Guy B. Meredith
More wondering what a flat rate of, say, 15% would look like. With that in place, what portion of the total tax would the top 1% be paying? Would it end up being more or less than the 34% of the overall they are currently paying?
Fifteen percent is fifteen percent and cannot be 34% or anything in between. The rich will pay more of the
total dollars gleaned because they purchase more things; and those things are more expensive than most of us buy. They buy $250,000 Bentleys, we buy $22,000 Toyotas. They buy $1,000/lb caviar and we buy $.50 tins of sardines. They heat and light 20,000 sq ft houses and we heat and light 1,500 sq ft houses.
The problem with a flat tax is that the poor will pay the same 15% everyone else does instead of the 0% they pay now.

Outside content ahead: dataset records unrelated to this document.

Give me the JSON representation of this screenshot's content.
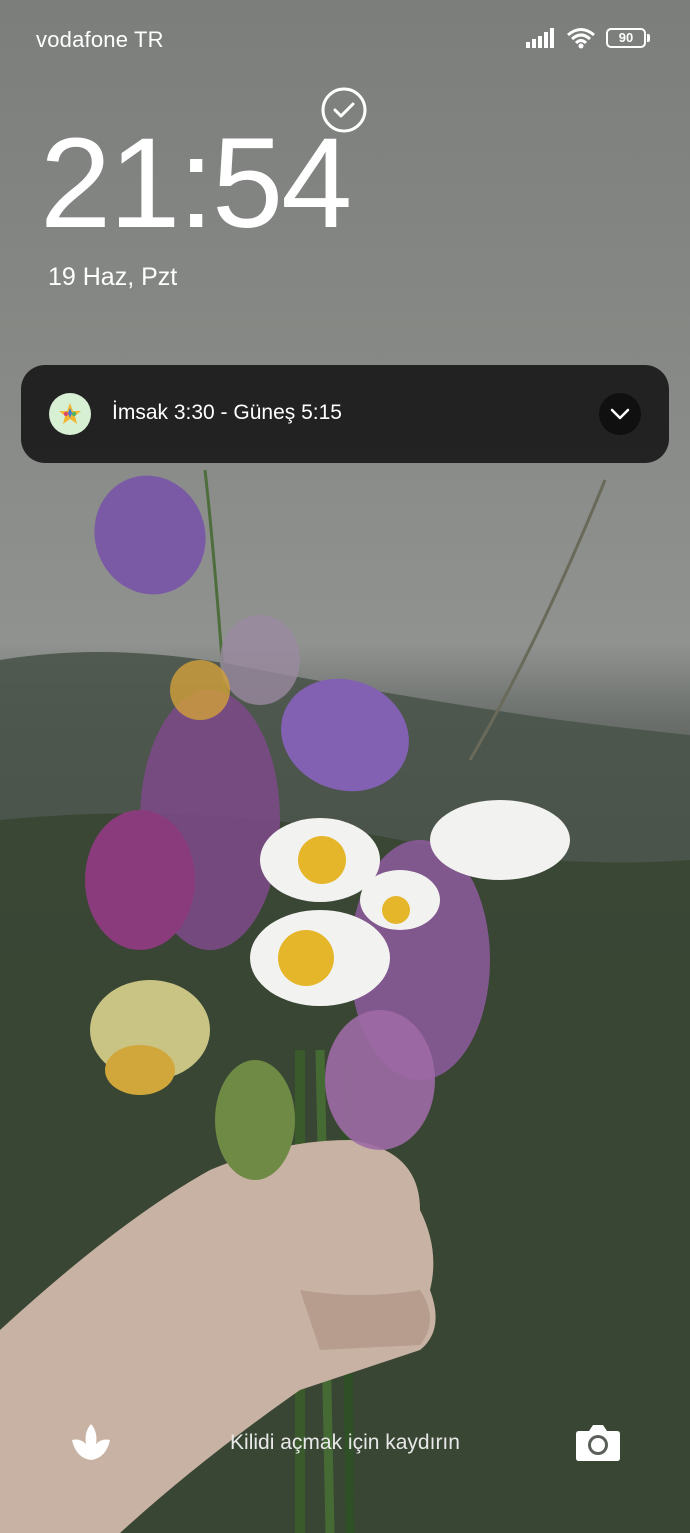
{
  "status_bar": {
    "carrier": "vodafone TR",
    "battery_level": "90",
    "icons": [
      "signal-icon",
      "wifi-icon",
      "battery-icon"
    ]
  },
  "lock_screen": {
    "time": "21:54",
    "date": "19 Haz, Pzt",
    "unlock_hint": "Kilidi açmak için kaydırın"
  },
  "notification": {
    "app_icon": "app-star-icon",
    "text": "İmsak 3:30 - Güneş 5:15",
    "expand_icon": "chevron-down-icon"
  },
  "shortcuts": {
    "left": "flower-icon",
    "right": "camera-icon"
  },
  "colors": {
    "notification_bg": "#1e1e1e",
    "text": "#ffffff"
  }
}
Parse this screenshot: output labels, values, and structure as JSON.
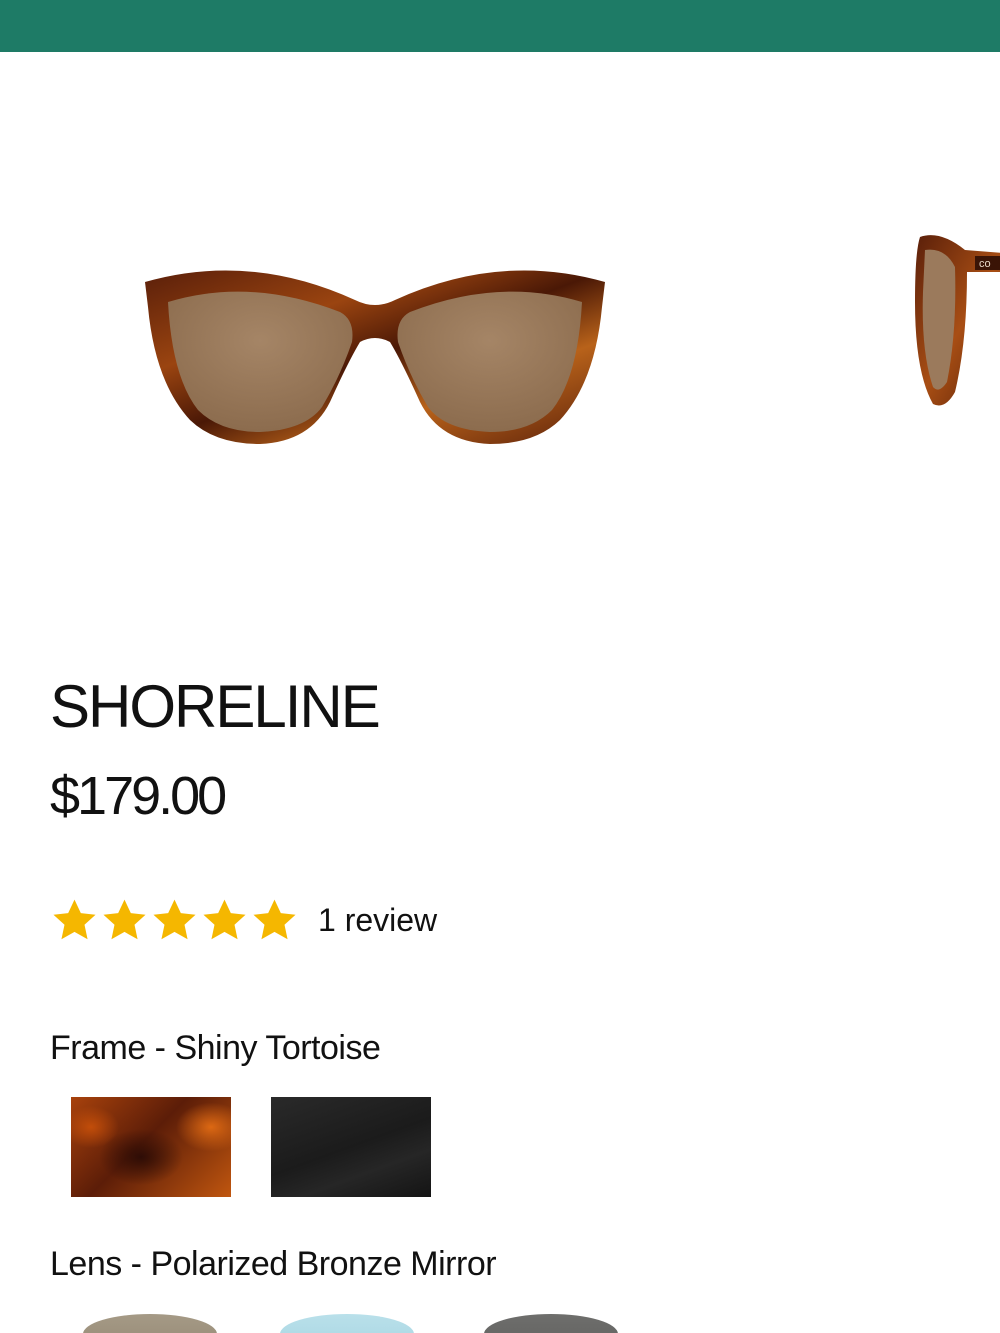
{
  "colors": {
    "top_bar": "#1e7b66",
    "star": "#f5b700",
    "text": "#111111"
  },
  "gallery": {
    "main_image_icon": "sunglasses-front-image",
    "next_image_icon": "sunglasses-side-image",
    "next_image_temple_text": "co"
  },
  "product": {
    "title": "SHORELINE",
    "price": "$179.00",
    "rating": {
      "stars": 5,
      "max_stars": 5,
      "review_count_label": "1 review"
    }
  },
  "options": {
    "frame": {
      "label": "Frame - Shiny Tortoise",
      "swatches": [
        {
          "name": "Shiny Tortoise",
          "selected": true
        },
        {
          "name": "Black",
          "selected": false
        }
      ]
    },
    "lens": {
      "label": "Lens - Polarized Bronze Mirror",
      "swatches": [
        {
          "name": "Polarized Bronze Mirror",
          "color": "#9a8e78",
          "selected": true
        },
        {
          "name": "Blue",
          "color": "#aed8e4",
          "selected": false
        },
        {
          "name": "Gray",
          "color": "#646462",
          "selected": false
        }
      ]
    }
  }
}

What is truly needed is a consumption tax -- in concert with the
simultaneous repeal of the sixteenth amendment -- which would make everyone who spends money pay a fair tax. That tax would not have to be any higher than 7% because the ultimate taxation of
every dollar would preclude the necessity for anything higher.
If you don't want to be taxed, don't spend. People would have the incentive to place their money in savings. This would remove M1 -- the money in circulation which drives inflation -- out of circulation. The banks would have more money to lend at lower interest rates while being able to have higher rates on savings accounts. Interest earned from savings accounts would not be taxable until spent.
There would also be more incentive to invest in the stock market as earnings would not be taxable until spent.
There are, however, some major considerations to be addressed:
There must be exemptions from taxation for necessities of life including food, utilities, and shelter.
The law must be structured in such a way that it does not create a Value Added Tax (VAT) which is an economy killer. Under a VAT each leg of distribution adds a tax to their portion of the consumed product. The mine adds a tax for the ore. The smelter adds a tax for the steel. The supplier adds a tax to the vendor. The vendor adds a tax for the manufactured good. The distributor adds a tax to the seller. And they tax the consumer the consumption tax at point of sale.
The good parts of a consumption tax are:
Every dollar is
ultimately taxed. You buy your neighbor's used lawnmower, he gives the money to his wife who goes to Sam's Club and buys non-food items. She is taxed.
Drug money, which is now laundered to escape taxation, would be taxed if spent.
And here's the kicker. Every
tourist dollar will be taxed as though they are residents of our country. Right now -- exit fees excluded -- tourists pay no more than state sales tax when they spend in this country.
I saved the best for last. The IRS would need be no larger than California's Board of Equalization to operate. Thousands of IRS workers would be thrown out of work because the seller now becomes the holding agent for the tax monies just like they are now for state sales taxes.